Representative error map predictions. The last two columns show the raw (probabilistic) predicted error maps and the thresholded binary maps, respectively.

Fig. 4.
figure 4

Scatter plots of (a) Real Acc and QI, and (b) Real DSC and QI. Different colors denotes different mask types (0: GT; −1: final output; −2 to −5: side outputs).

Quality Indicator. As mentioned in Sect. 2.3, we derive a QI by averaging the predicted error map. To measure how well QI can represent the segmentation quality, we compute the Pearson correlation coefficient (PCC), mean absolute error (MAE) between QI and real segmentation accuracy, as well as the PCC between QI and real DSC using all 220 masks, and the results are as follows:

$$\begin{aligned} PCC_{QI,Acc} = 0.972,\,PCC_{QI, DSC} = 0.856, \, MAE_{QI, Acc} = 0.0048, \end{aligned}$$
(4)

where both correlations are significant with \(p<0.0001\). We also draw two scatter plots (QI-Acc and QI-DSC) in Fig. 4 to visualize the relationship between QI and the segmentation measurements.

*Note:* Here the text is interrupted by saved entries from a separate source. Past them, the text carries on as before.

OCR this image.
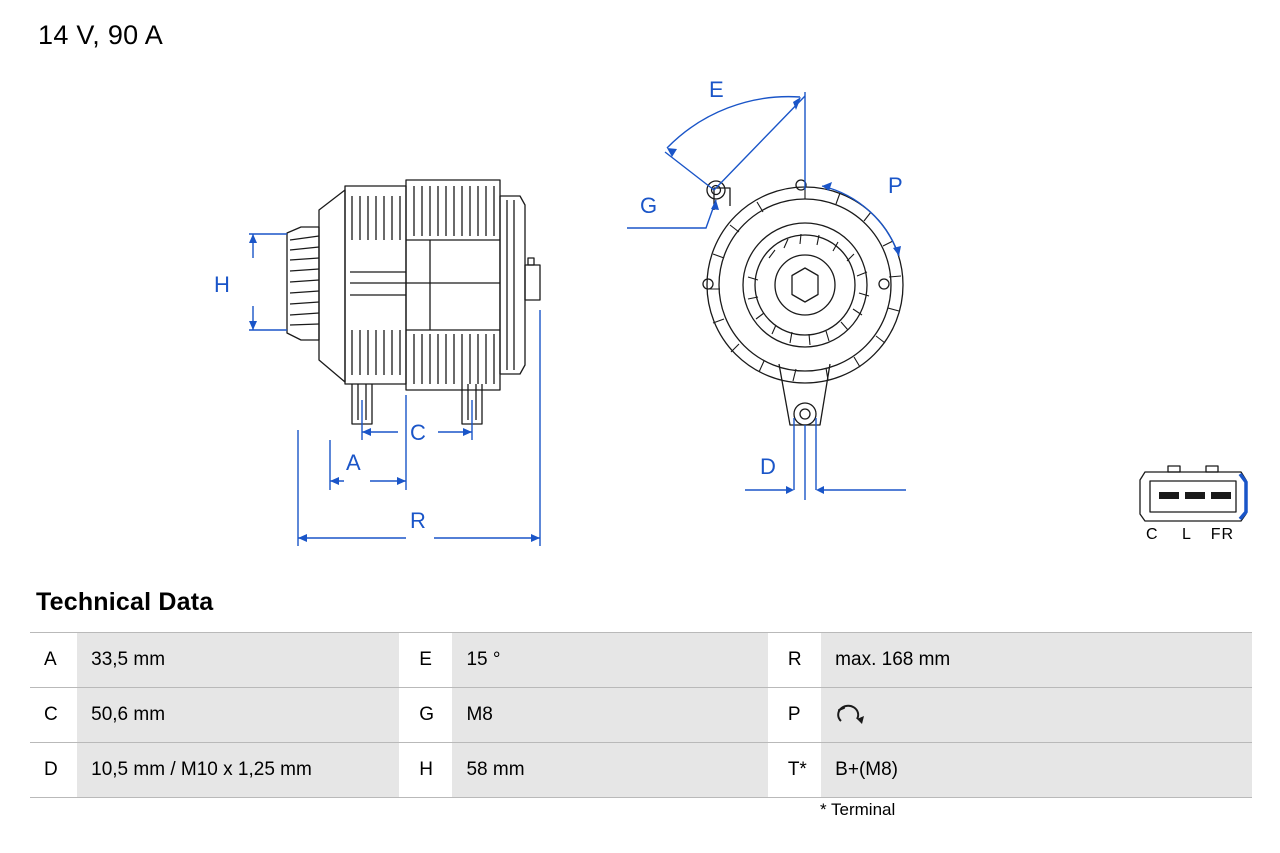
14 V, 90 A
H
C
A
R
E
G
P
D
C L FR
Technical Data
A	33,5 mm	E	15 °	R	max. 168 mm
C	50,6 mm	G	M8	P	
D	10,5 mm / M10 x 1,25 mm	H	58 mm	T*	B+(M8)
* Terminal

Considering the high PCC and low MAE between QI and Acc, as well as the strong linear relationship observed in Fig. 4(a), QI can be regarded as a precise approximator to the real segmentation accuracy, thus can work as a good segmentation quality measurement.

4 Conclusion

Per-case and fine-grain segmentation quality assessment plays a crucial role in automating the image-based pipelines in medical research or clinical diagnosis, but this area has not yet been fully studied. This work formally defines a fine-grain error map prediction problem, and attempts to address it using a DL framework. The evaluation results on a public whole-heart segmentation dataset demonstrates the efficacy of our error map predictor, and also shows that a per-case quality measurement can be derived from the predicted error maps, which approximates the real segmentation accuracy well with a small MAE. Future work will investigate the potential of error map predictors in improving segmentor’s robustness, where an error map predictor can serve as a critic to regularize the segmentation model. The proposed framework is inherently generic, in which the segmentors and predictors can be replaced with different types of models (e.g., random forest), and it can be adapted to other segmentation applications easily.